Rust is very much best in class here.
In terms of effort or expense, making any C or C++ program multithreaded is at least an order of magnitude harder/more expensive, even when designed for it from the beginning, so lots of programs aren't multithreaded that could be.
If you care about efficiency of a multi-threaded app you should use jemalloc (sadly no longer maintained but still works well), mi-malloc or tcmalloc.
In contrast mimalloc, a similarly minimalistic allocator has a per-thread heap, which each thread owning the memory it allocates, and cross-thread free's are handled in a deferred manner.
This works very well with Rust's ownership system, where objects rarely move between threads.
Internally, both allocators use size-class based allocation, into predefined chunks, with the key difference being that musl uses bitmaps and mimalloc uses free lists to keep track of memory.
Musl could be fixed, it they switch from a single thread model, to a per-thread heap as well.
mimalloc has about 10kloc, while (assuming I'm looking in the right place) the new musl allocator has 891 and the old musl allocator has 518 lines of code. I wouldn't call an order of magnitude difference in line count 'similar'.
But I think you can tweak musl to perform well, and musl is closer to the spec than glibc so I would rather use it; even if its slower in the default case for multithreaded programmes.
You can not, its allocator does thread safety via a big lock and that’s that.
> musl is closer to the spec than glibc
Is it?
> even if its slower in the default case for multithreaded programmes.
That’s far from the only situation where it’s slower though.
Swapping out jemalloc for the system allocator will net you huge performance wins if you link against musl, but you’ll still have issues with multithreading performance due to the slower implementations of necessary helpers.
Performance in edge-cases by far isn't the only metric that matters for allocators.
This has been my bane at various open source projects, because at some point somebody will say that all currently supported Linux distributions should be supported by a project.

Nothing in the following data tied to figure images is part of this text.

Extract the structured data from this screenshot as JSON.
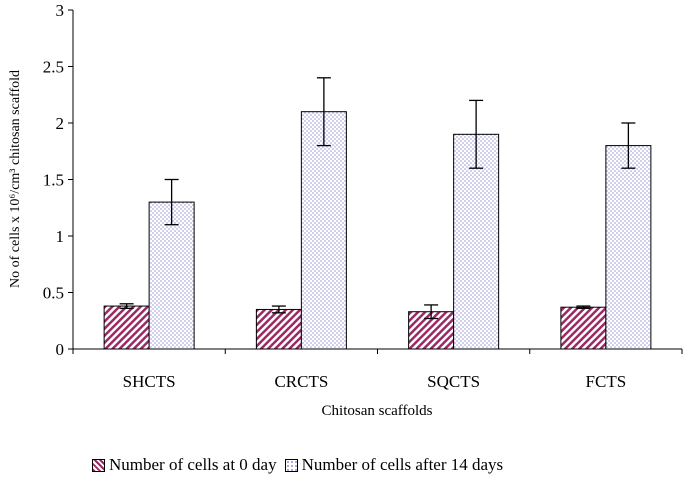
{
  "chart_data": {
    "type": "bar",
    "categories": [
      "SHCTS",
      "CRCTS",
      "SQCTS",
      "FCTS"
    ],
    "series": [
      {
        "name": "Number of cells at 0 day",
        "values": [
          0.38,
          0.35,
          0.33,
          0.37
        ],
        "error_low": [
          0.36,
          0.32,
          0.27,
          0.36
        ],
        "error_high": [
          0.4,
          0.38,
          0.39,
          0.38
        ],
        "color": "#9b2a63",
        "pattern": "diagonal-stripes"
      },
      {
        "name": "Number of cells after 14 days",
        "values": [
          1.3,
          2.1,
          1.9,
          1.8
        ],
        "error_low": [
          1.1,
          1.8,
          1.6,
          1.6
        ],
        "error_high": [
          1.5,
          2.4,
          2.2,
          2.0
        ],
        "color": "#8f8fd6",
        "pattern": "dots"
      }
    ],
    "xlabel": "Chitosan scaffolds",
    "ylabel": "No of cells x 10⁶/cm³ chitosan scaffold",
    "yticks": [
      "0",
      "0.5",
      "1",
      "1.5",
      "2",
      "2.5",
      "3"
    ],
    "ylim": [
      0,
      3
    ],
    "grid": false,
    "legend_position": "bottom"
  }
}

This works as a rule of thumb, except for RHEL, which has some truly ancient GCC versions provided in the "extended support" OS versions.
* The oldest supported versions in "production" is RHEL 8, and in "extended support" is RHEL 7. * RHEL 8 (released 2019) provides gcc 8 (released May 2018). RHEL 7 (released 2014) provides gcc 4.8 (released March 2013). * gcc 8 supports C++17, but not C++20. gcc 4.8 supports most of C++11 (some C++ stdlib implementations weren't added until later), but doesn't support C++14.

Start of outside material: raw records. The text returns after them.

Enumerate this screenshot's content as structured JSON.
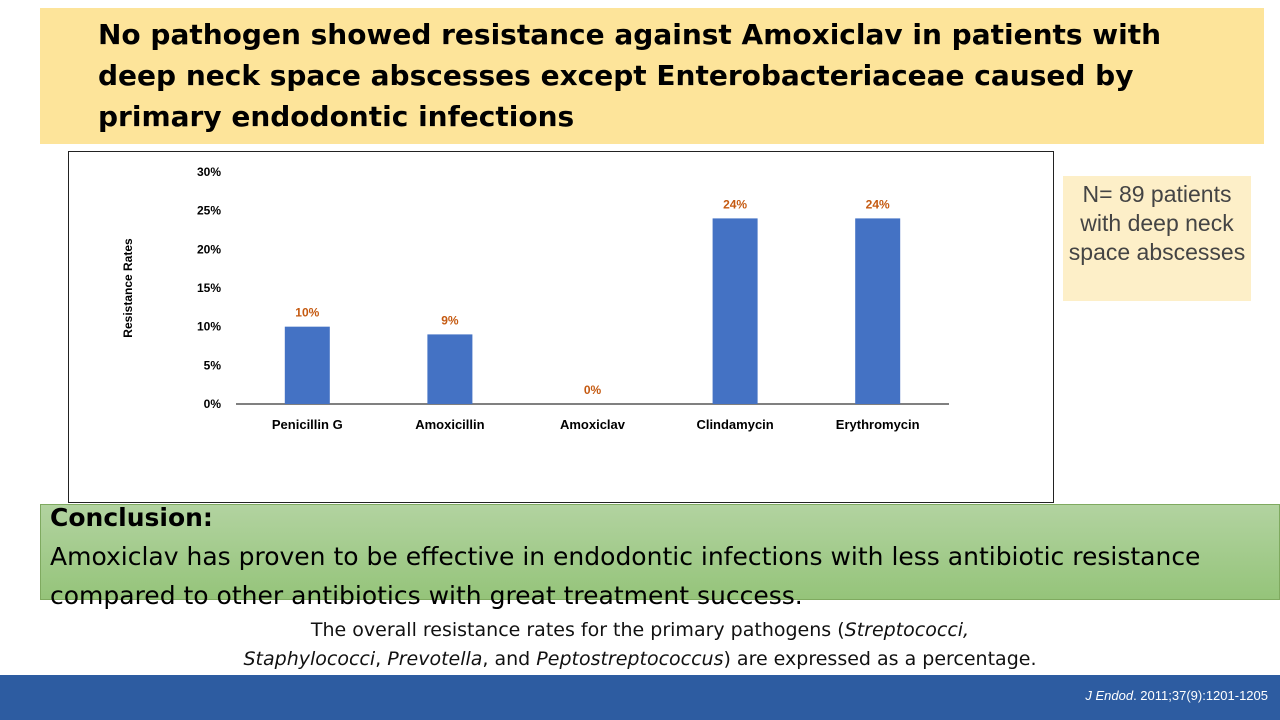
{
  "slide": {
    "title": "No pathogen showed resistance against Amoxiclav in patients with deep neck space abscesses except Enterobacteriaceae caused by primary endodontic infections",
    "n_box": "N= 89 patients with deep neck space abscesses",
    "conclusion_heading": "Conclusion:",
    "conclusion_text": "Amoxiclav has proven to be effective in endodontic infections with less antibiotic resistance compared to other antibiotics with great treatment success.",
    "caption_parts": [
      {
        "t": "The overall resistance rates for the primary pathogens (",
        "i": false
      },
      {
        "t": "Streptococci,",
        "i": true
      },
      {
        "t": " ",
        "i": false
      },
      {
        "t": "Staphylococci",
        "i": true
      },
      {
        "t": ", ",
        "i": false
      },
      {
        "t": "Prevotella",
        "i": true
      },
      {
        "t": ", and ",
        "i": false
      },
      {
        "t": "Peptostreptococcus",
        "i": true
      },
      {
        "t": ") are expressed as a percentage.",
        "i": false
      }
    ],
    "citation_journal": "J Endod",
    "citation_rest": ". 2011;37(9):1201-1205"
  },
  "colors": {
    "title_bg": "#fde49a",
    "bar": "#4472c4",
    "data_label": "#c55a11",
    "conclusion_bg": "#a9d18e",
    "footer": "#2d5ca1"
  },
  "chart_data": {
    "type": "bar",
    "ylabel": "Resistance Rates",
    "xlabel": "",
    "categories": [
      "Penicillin G",
      "Amoxicillin",
      "Amoxiclav",
      "Clindamycin",
      "Erythromycin"
    ],
    "values": [
      10,
      9,
      0,
      24,
      24
    ],
    "data_labels": [
      "10%",
      "9%",
      "0%",
      "24%",
      "24%"
    ],
    "ylim": [
      0,
      30
    ],
    "yticks": [
      0,
      5,
      10,
      15,
      20,
      25,
      30
    ],
    "ytick_labels": [
      "0%",
      "5%",
      "10%",
      "15%",
      "20%",
      "25%",
      "30%"
    ],
    "grid": false,
    "legend": "none"
  }
}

So the well-meaning cutoff of "support the compiler provided by supported major OS versions" becomes a royal pain, since it would mean avoiding useful functionality in C++17 until mid-2024 (when RHEL 7 went from "production" to "extended support") or mid-2028 (when RHEL 7 "extended support" will end). It's not as bad at the moment, since C++20 and C++23 were relatively minor changes, but C++26 is shaping up to be a pretty useful change, and that wouldn't be usable until around 2035 when RHEL 10 leaves "production".
I wouldn't mind it as much if RHEL named the support something sensible. By the end of a "production" window, the OS is still absolutely suitable as a deployment platform for existing software. Unlike other "production" OS versions, though, it is no longer reasonable as a target for new development at that point.

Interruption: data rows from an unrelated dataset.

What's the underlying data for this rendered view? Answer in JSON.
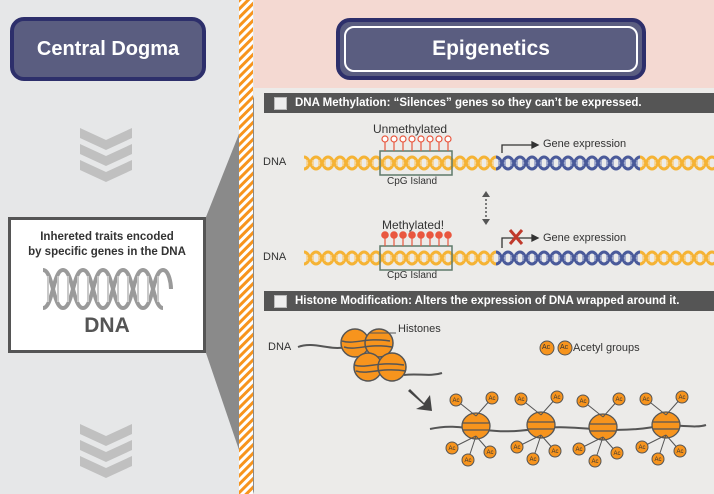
{
  "left": {
    "title": "Central Dogma",
    "traits_line1": "Inhereted traits encoded",
    "traits_line2": "by specific genes in the DNA",
    "dna_label": "DNA"
  },
  "right": {
    "title": "Epigenetics",
    "methylation": {
      "bar_text": "DNA Methylation: “Silences” genes so they can’t be expressed.",
      "unmethylated": "Unmethylated",
      "methylated": "Methylated!",
      "gene_expression": "Gene expression",
      "cpg_island": "CpG Island",
      "dna": "DNA"
    },
    "histone": {
      "bar_text": "Histone Modification: Alters the expression of DNA wrapped around it.",
      "dna": "DNA",
      "histones": "Histones",
      "acetyl_groups": "Acetyl groups",
      "ac": "Ac"
    }
  },
  "colors": {
    "orange": "#f7941d",
    "dna_yellow": "#f5b335",
    "dna_blue": "#4a5a9a",
    "methyl_red": "#e9573f",
    "navy": "#2d2f6b",
    "bar_gray": "#555555"
  }
}
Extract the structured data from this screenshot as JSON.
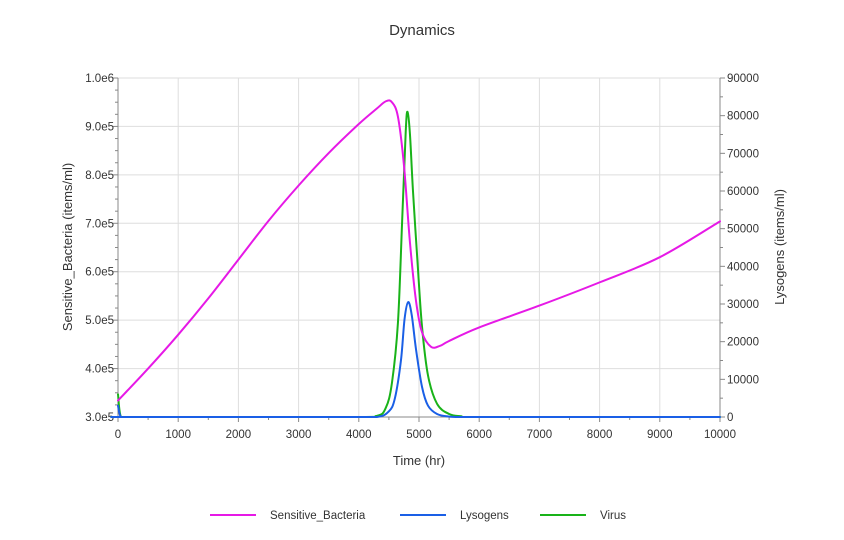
{
  "chart_data": {
    "type": "line",
    "title": "Dynamics",
    "xlabel": "Time (hr)",
    "ylabel_left": "Sensitive_Bacteria (items/ml)",
    "ylabel_right": "Lysogens (items/ml)",
    "xlim": [
      0,
      10000
    ],
    "ylim_left": [
      300000,
      1000000
    ],
    "ylim_right": [
      0,
      90000
    ],
    "grid": true,
    "legend_position": "bottom",
    "x_ticks": [
      0,
      1000,
      2000,
      3000,
      4000,
      5000,
      6000,
      7000,
      8000,
      9000,
      10000
    ],
    "x_tick_labels": [
      "0",
      "1000",
      "2000",
      "3000",
      "4000",
      "5000",
      "6000",
      "7000",
      "8000",
      "9000",
      "10000"
    ],
    "y_left_ticks": [
      300000,
      400000,
      500000,
      600000,
      700000,
      800000,
      900000,
      1000000
    ],
    "y_left_tick_labels": [
      "3.0e5",
      "4.0e5",
      "5.0e5",
      "6.0e5",
      "7.0e5",
      "8.0e5",
      "9.0e5",
      "1.0e6"
    ],
    "y_right_ticks": [
      0,
      10000,
      20000,
      30000,
      40000,
      50000,
      60000,
      70000,
      80000,
      90000
    ],
    "y_right_tick_labels": [
      "0",
      "10000",
      "20000",
      "30000",
      "40000",
      "50000",
      "60000",
      "70000",
      "80000",
      "90000"
    ],
    "series": [
      {
        "name": "Sensitive_Bacteria",
        "color": "#e619e6",
        "axis": "left",
        "x": [
          0,
          500,
          1000,
          1500,
          2000,
          2500,
          3000,
          3500,
          4000,
          4300,
          4450,
          4550,
          4650,
          4750,
          4850,
          4950,
          5050,
          5200,
          5350,
          5500,
          6000,
          7000,
          8000,
          9000,
          10000
        ],
        "values": [
          334000,
          400000,
          470000,
          545000,
          625000,
          705000,
          778000,
          845000,
          905000,
          937000,
          952000,
          950000,
          920000,
          820000,
          660000,
          540000,
          475000,
          445000,
          447000,
          457000,
          485000,
          530000,
          578000,
          630000,
          704000
        ]
      },
      {
        "name": "Lysogens",
        "color": "#1a5fe6",
        "axis": "right",
        "x": [
          0,
          50,
          200,
          3800,
          4300,
          4500,
          4600,
          4700,
          4760,
          4820,
          4880,
          4950,
          5050,
          5150,
          5300,
          5500,
          5700,
          6000,
          10000
        ],
        "values": [
          3000,
          0,
          0,
          0,
          0,
          1500,
          5000,
          15000,
          26000,
          30500,
          27000,
          18000,
          8000,
          3000,
          800,
          100,
          0,
          0,
          0
        ]
      },
      {
        "name": "Virus",
        "color": "#19b319",
        "axis": "right",
        "x": [
          0,
          50,
          200,
          3800,
          4300,
          4450,
          4550,
          4650,
          4720,
          4780,
          4810,
          4850,
          4900,
          4980,
          5050,
          5150,
          5300,
          5500,
          5700,
          6000,
          10000
        ],
        "values": [
          6000,
          0,
          0,
          0,
          300,
          2500,
          9000,
          25000,
          52000,
          76000,
          81000,
          75000,
          60000,
          40000,
          24000,
          11000,
          3500,
          800,
          200,
          0,
          0
        ]
      }
    ]
  }
}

Ask for payment for extended support as well.
> The mallocng allocator was designed to favor very low memory overhead, low worst-case fragmentation cost, and strong hardening over performance. This is because it's much easier and safer to opt in to using a performance-oriented allocator for the few applications that are doing ridiculous things with malloc to make it a performance bottleneck than to opt out of trading safety for performance in every basic system utility that doesn't hammer malloc.
[1]https://www.openwall.com/lists/musl/2025/09/05/3
[1] https://github.com/VictoriaMetrics/VictoriaLogs/issues/517
EDIT: Ah, they were mentioned, of course.
On some malloc replacements, telescope -a gopher/gemini client- used to be a bit crashy until I used jemalloc on some platforms (with LD_PRELOAD).
Also, the performance rendering pages with tons of links improved a lot.